A mid-qualified rate is the middle tier of processing fees under a tiered pricing model used by some credit card processors. In this pricing structure, every transaction is classified into one of three tiers—qualified (lowest rate), mid-qualified (middle rate), or non-qualified (highest rate)—based on criteria set by the processor. The mid-qualified rate falls between the most favorable and least favorable tiers, and in 2026, it remains one of the most misunderstood and costly aspects of tiered pricing for merchants who are on this type of plan.

What Triggers a Mid-Qualified Rate

Transactions are typically classified as mid-qualified when they meet some but not all of the criteria for the lowest qualified rate. Common triggers for mid-qualified classification include the use of rewards credit cards, which carry higher interchange fees than standard cards; manually keyed-in transactions where the card is not physically present; card-not-present transactions processed through a virtual terminal or MOTO system; and transactions where address verification (AVS) data is not provided.

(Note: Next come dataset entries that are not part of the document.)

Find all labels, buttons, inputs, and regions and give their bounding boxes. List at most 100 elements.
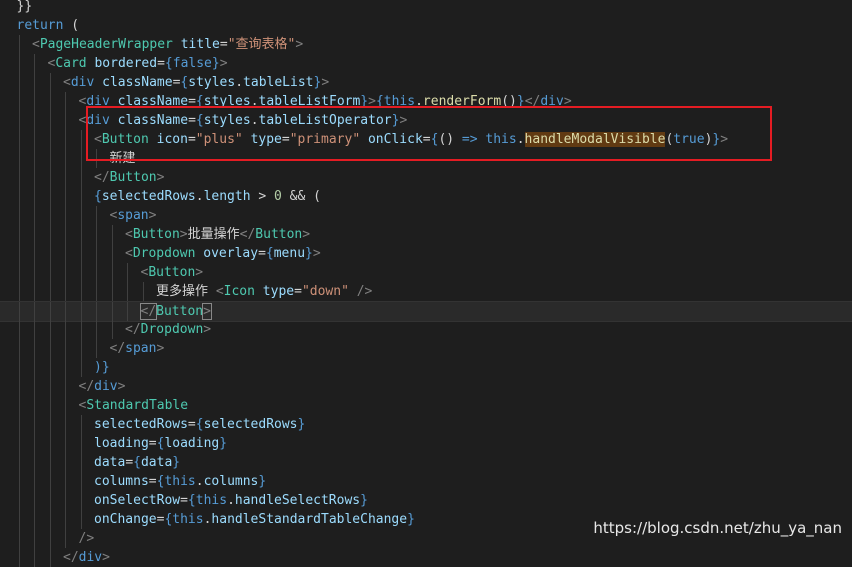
indent-guide [34, 206, 35, 225]
indent-guide [49, 244, 51, 263]
code-token: Button [148, 265, 196, 280]
indent-guide [65, 529, 66, 548]
code-token: > [203, 322, 212, 337]
indent-guide [34, 453, 35, 472]
indent-guide [34, 244, 35, 263]
code-token: ( [63, 18, 80, 33]
code-token: "down" [301, 284, 349, 299]
code-line[interactable]: </span> [0, 339, 852, 358]
indent-guide [18, 187, 20, 206]
indent-guide [49, 491, 51, 510]
code-token: Button [255, 227, 303, 242]
indent-guide [34, 168, 35, 187]
indent-guide [18, 302, 20, 321]
code-token: < [63, 75, 71, 90]
indent-guide [49, 510, 51, 529]
code-token: = [157, 56, 165, 71]
indent-guide [49, 73, 51, 92]
code-token: { [94, 189, 102, 204]
code-line[interactable]: 更多操作 <Icon type="down" /> [0, 282, 852, 301]
indent-guide [111, 320, 113, 339]
indent-guide [18, 320, 20, 339]
indent-guide [65, 282, 66, 301]
code-token: Icon [223, 284, 255, 299]
code-line[interactable]: <Button> [0, 263, 852, 282]
code-line[interactable]: <Dropdown overlay={menu}> [0, 244, 852, 263]
code-line[interactable]: </div> [0, 548, 852, 567]
indent-guide [18, 491, 20, 510]
indent-guide [18, 339, 20, 358]
code-line[interactable]: </div> [0, 377, 852, 396]
code-line[interactable]: selectedRows={selectedRows} [0, 415, 852, 434]
indent-guide [96, 206, 97, 225]
code-token: . [227, 493, 235, 508]
code-editor[interactable]: }} return (<PageHeaderWrapper title="查询表格… [0, 0, 852, 567]
indent-guide [18, 510, 20, 529]
indent-guide [65, 377, 66, 396]
indent-guide [34, 548, 35, 567]
indent-guide [34, 149, 35, 168]
indent-guide [49, 302, 51, 321]
indent-guide [49, 320, 51, 339]
code-line[interactable]: <span> [0, 206, 852, 225]
indent-guide [80, 168, 82, 187]
indent-guide [18, 149, 20, 168]
code-line[interactable]: onSelectRow={this.handleSelectRows} [0, 491, 852, 510]
indent-guide [34, 225, 35, 244]
code-line[interactable]: return ( [0, 16, 852, 35]
code-token: div [78, 550, 103, 565]
code-token: . [235, 75, 244, 90]
code-token: type [262, 284, 295, 299]
indent-guide [65, 491, 66, 510]
code-line[interactable]: }} [0, 0, 852, 16]
indent-guide [65, 472, 66, 491]
code-token: handleStandardTableChange [211, 512, 408, 527]
indent-guide [111, 244, 113, 263]
indent-guide [34, 510, 35, 529]
indent-guide [49, 263, 51, 282]
code-line[interactable]: </Button> [0, 168, 852, 187]
code-line[interactable]: columns={this.columns} [0, 472, 852, 491]
indent-guide [142, 282, 144, 301]
code-token: > [312, 246, 321, 261]
indent-guide [34, 320, 35, 339]
code-line[interactable]: )} [0, 358, 852, 377]
indent-guide [80, 434, 82, 453]
indent-guide [80, 263, 82, 282]
code-line[interactable]: <Card bordered={false}> [0, 54, 852, 73]
indent-guide [65, 225, 66, 244]
code-token: { [187, 493, 196, 508]
indent-guide [18, 396, 20, 415]
code-line[interactable]: </Dropdown> [0, 320, 852, 339]
code-token: </ [239, 227, 256, 242]
code-token: columns [94, 474, 149, 489]
code-line[interactable]: <Button>批量操作</Button> [0, 225, 852, 244]
indent-guide [49, 111, 51, 130]
indent-guide [18, 35, 20, 54]
indent-guide [34, 111, 35, 130]
code-token: } [297, 417, 306, 432]
code-line[interactable]: <div className={styles.tableList}> [0, 73, 852, 92]
indent-guide [34, 282, 35, 301]
indent-guide [80, 510, 82, 529]
indent-guide [18, 92, 20, 111]
indent-guide [34, 263, 35, 282]
code-line[interactable]: <PageHeaderWrapper title="查询表格"> [0, 35, 852, 54]
indent-guide [18, 529, 20, 548]
code-token: styles [188, 75, 236, 90]
code-token: PageHeaderWrapper [39, 37, 173, 52]
code-line[interactable]: data={data} [0, 453, 852, 472]
indent-guide [18, 263, 20, 282]
indent-guide [49, 92, 51, 111]
code-token: overlay [203, 246, 259, 261]
code-line[interactable]: <StandardTable [0, 396, 852, 415]
code-line[interactable]: loading={loading} [0, 434, 852, 453]
code-token: this [172, 512, 204, 527]
code-line[interactable]: </Button> [0, 301, 852, 322]
indent-guide [49, 377, 51, 396]
code-line[interactable]: {selectedRows.length > 0 && ( [0, 187, 852, 206]
indent-guide [18, 54, 20, 73]
indent-guide [65, 187, 66, 206]
indent-guide [18, 168, 20, 187]
indent-guide [49, 339, 51, 358]
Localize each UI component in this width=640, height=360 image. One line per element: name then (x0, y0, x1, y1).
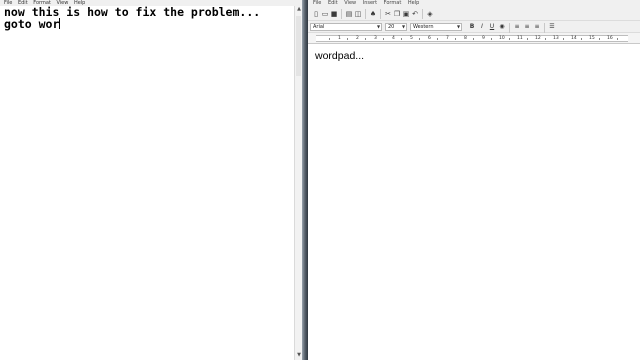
menu-file[interactable]: File (313, 0, 321, 7)
script-dropdown[interactable]: Western ▼ (410, 23, 462, 31)
ruler-tick (473, 38, 474, 40)
undo-icon[interactable]: ↶ (411, 10, 419, 18)
ruler-number: 5 (410, 36, 413, 41)
ruler-tick (329, 38, 330, 40)
save-disk-icon[interactable]: ■ (330, 10, 338, 18)
align-left-icon[interactable]: ≡ (513, 23, 521, 31)
text-caret (59, 18, 61, 29)
ruler-tick (419, 38, 420, 40)
wordpad-document-area[interactable]: wordpad... (308, 44, 640, 360)
paste-icon[interactable]: ▣ (402, 10, 410, 18)
scroll-thumb[interactable] (296, 16, 301, 76)
find-binoculars-icon[interactable]: ♠ (369, 10, 377, 18)
ruler-tick (545, 38, 546, 40)
chevron-down-icon[interactable]: ▼ (401, 24, 406, 30)
ruler-number: 9 (482, 36, 485, 41)
print-preview-icon[interactable]: ◫ (354, 10, 362, 18)
ruler-tick (455, 38, 456, 40)
menu-format[interactable]: Format (384, 0, 402, 7)
toolbar-separator (365, 9, 366, 19)
cut-icon[interactable]: ✂ (384, 10, 392, 18)
copy-icon[interactable]: ❐ (393, 10, 401, 18)
ruler-number: 6 (428, 36, 431, 41)
ruler-number: 2 (356, 36, 359, 41)
ruler-tick (509, 38, 510, 40)
underline-icon[interactable]: U (488, 23, 496, 31)
insert-date-icon[interactable]: ◈ (426, 10, 434, 18)
ruler-number: 10 (499, 36, 505, 41)
new-document-icon[interactable]: ▯ (312, 10, 320, 18)
chevron-down-icon[interactable]: ▼ (376, 24, 381, 30)
ruler-tick (617, 38, 618, 40)
notepad-vertical-scrollbar[interactable]: ▲ ▼ (294, 6, 302, 360)
ruler-tick (365, 38, 366, 40)
ruler-tick (563, 38, 564, 40)
italic-icon[interactable]: I (478, 23, 486, 31)
font-size-dropdown[interactable]: 20 ▼ (385, 23, 407, 31)
ruler-tick (491, 38, 492, 40)
menu-help[interactable]: Help (408, 0, 419, 7)
format-bar: Arial ▼ 20 ▼ Western ▼ B I U ◉ ≡ ≡ ≡ ☰ (308, 21, 640, 33)
wordpad-window: File Edit View Insert Format Help ▯ ▭ ■ … (308, 0, 640, 360)
wordpad-menubar: File Edit View Insert Format Help (308, 0, 640, 7)
ruler-number: 1 (338, 36, 341, 41)
ruler-number: 14 (571, 36, 577, 41)
toolbar-separator (422, 9, 423, 19)
ruler-number: 8 (464, 36, 467, 41)
print-icon[interactable]: ▤ (345, 10, 353, 18)
align-right-icon[interactable]: ≡ (533, 23, 541, 31)
ruler-number: 3 (374, 36, 377, 41)
ruler-tick (437, 38, 438, 40)
font-size-value: 20 (388, 24, 395, 30)
toolbar-separator (509, 23, 510, 33)
ruler-tick (527, 38, 528, 40)
ruler-number: 12 (535, 36, 541, 41)
ruler[interactable]: 1 2 3 4 5 6 7 8 9 10 11 12 13 14 15 16 (308, 33, 640, 44)
ruler-number: 15 (589, 36, 595, 41)
ruler-tick (347, 38, 348, 40)
chevron-down-icon[interactable]: ▼ (456, 24, 461, 30)
standard-toolbar: ▯ ▭ ■ ▤ ◫ ♠ ✂ ❐ ▣ ↶ ◈ (308, 7, 640, 21)
ruler-strip: 1 2 3 4 5 6 7 8 9 10 11 12 13 14 15 16 (316, 35, 628, 42)
notepad-text-area[interactable]: now this is how to fix the problem... go… (4, 6, 284, 346)
toolbar-separator (341, 9, 342, 19)
ruler-number: 13 (553, 36, 559, 41)
toolbar-separator (380, 9, 381, 19)
toolbar-separator (544, 23, 545, 33)
bullets-icon[interactable]: ☰ (548, 23, 556, 31)
font-color-icon[interactable]: ◉ (498, 23, 506, 31)
align-center-icon[interactable]: ≡ (523, 23, 531, 31)
menu-insert[interactable]: Insert (363, 0, 377, 7)
menu-view[interactable]: View (344, 0, 356, 7)
ruler-tick (581, 38, 582, 40)
ruler-number: 4 (392, 36, 395, 41)
notepad-window: File Edit Format View Help now this is h… (0, 0, 302, 360)
bold-icon[interactable]: B (468, 23, 476, 31)
menu-edit[interactable]: Edit (328, 0, 338, 7)
ruler-tick (401, 38, 402, 40)
document-text: wordpad... (315, 50, 365, 62)
font-name-dropdown[interactable]: Arial ▼ (310, 23, 382, 31)
ruler-tick (383, 38, 384, 40)
ruler-tick (599, 38, 600, 40)
ruler-number: 11 (517, 36, 523, 41)
ruler-number: 7 (446, 36, 449, 41)
text-line-2: goto wor (4, 17, 60, 31)
font-name-value: Arial (313, 24, 325, 30)
ruler-number: 16 (607, 36, 613, 41)
script-value: Western (413, 24, 434, 30)
open-folder-icon[interactable]: ▭ (321, 10, 329, 18)
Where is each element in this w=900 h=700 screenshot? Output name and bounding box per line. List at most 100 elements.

The specific criteria that determine whether a transaction is classified as mid-qualified versus qualified or non-qualified vary from processor to processor and are often defined in the fine print of the merchant agreement. This lack of standardization is one of the key problems with tiered pricing—merchants cannot easily predict which transactions will fall into which tier, making it difficult to forecast processing costs accurately.

How Mid-Qualified Rates Affect Your Costs

The financial impact of mid-qualified rates can be significant. While a processor may advertise an attractive qualified rate of 1.59% to 1.79%, the mid-qualified rate is typically 0.50% to 1.50% higher. For a business processing $30,000 per month where 40% of transactions fall into the mid-qualified tier, the additional cost from the mid-qualified surcharge alone could amount to $60 to $180 per month, or $720 to $2,160 per year, above what the merchant might have expected based on the advertised qualified rate.

The problem is compounded by the growing prevalence of rewards cards. In 2026, the vast majority of consumer credit cards issued by major banks include some form of rewards program—cashback, travel points, or other incentives. This means that a large percentage of the cards your customers use will trigger mid-qualified or non-qualified rates under a tiered pricing plan, regardless of how properly you process the transaction. The “qualified” rate that attracted you to the processor may apply to only a small fraction of your actual transactions.

Why Interchange-Plus Pricing Is Better

The existence of mid-qualified rates is unique to tiered pricing and does not apply under other pricing models. With interchange-plus pricing, there are no qualified, mid-qualified, or non-qualified tiers. Instead, you pay the actual interchange fee set by the card network for each specific transaction, plus a transparent, fixed markup from your processor. This means you always know exactly what the card network is charging and what your processor is adding on top, giving you full visibility into your costs.

If your business is currently on a tiered pricing plan and you are seeing a significant number of mid-qualified transactions on your monthly statement, switching to interchange-plus pricing is likely the single most effective step you can take to reduce your processing costs. Many reputable merchant account providers offer interchange-plus pricing, and the switch can often result in savings of 20% to 40% on monthly processing fees. When comparing processors, always ask for an interchange-plus quote and avoid processors that only offer tiered pricing, as tiered models inherently lack the transparency needed for merchants to control their costs effectively.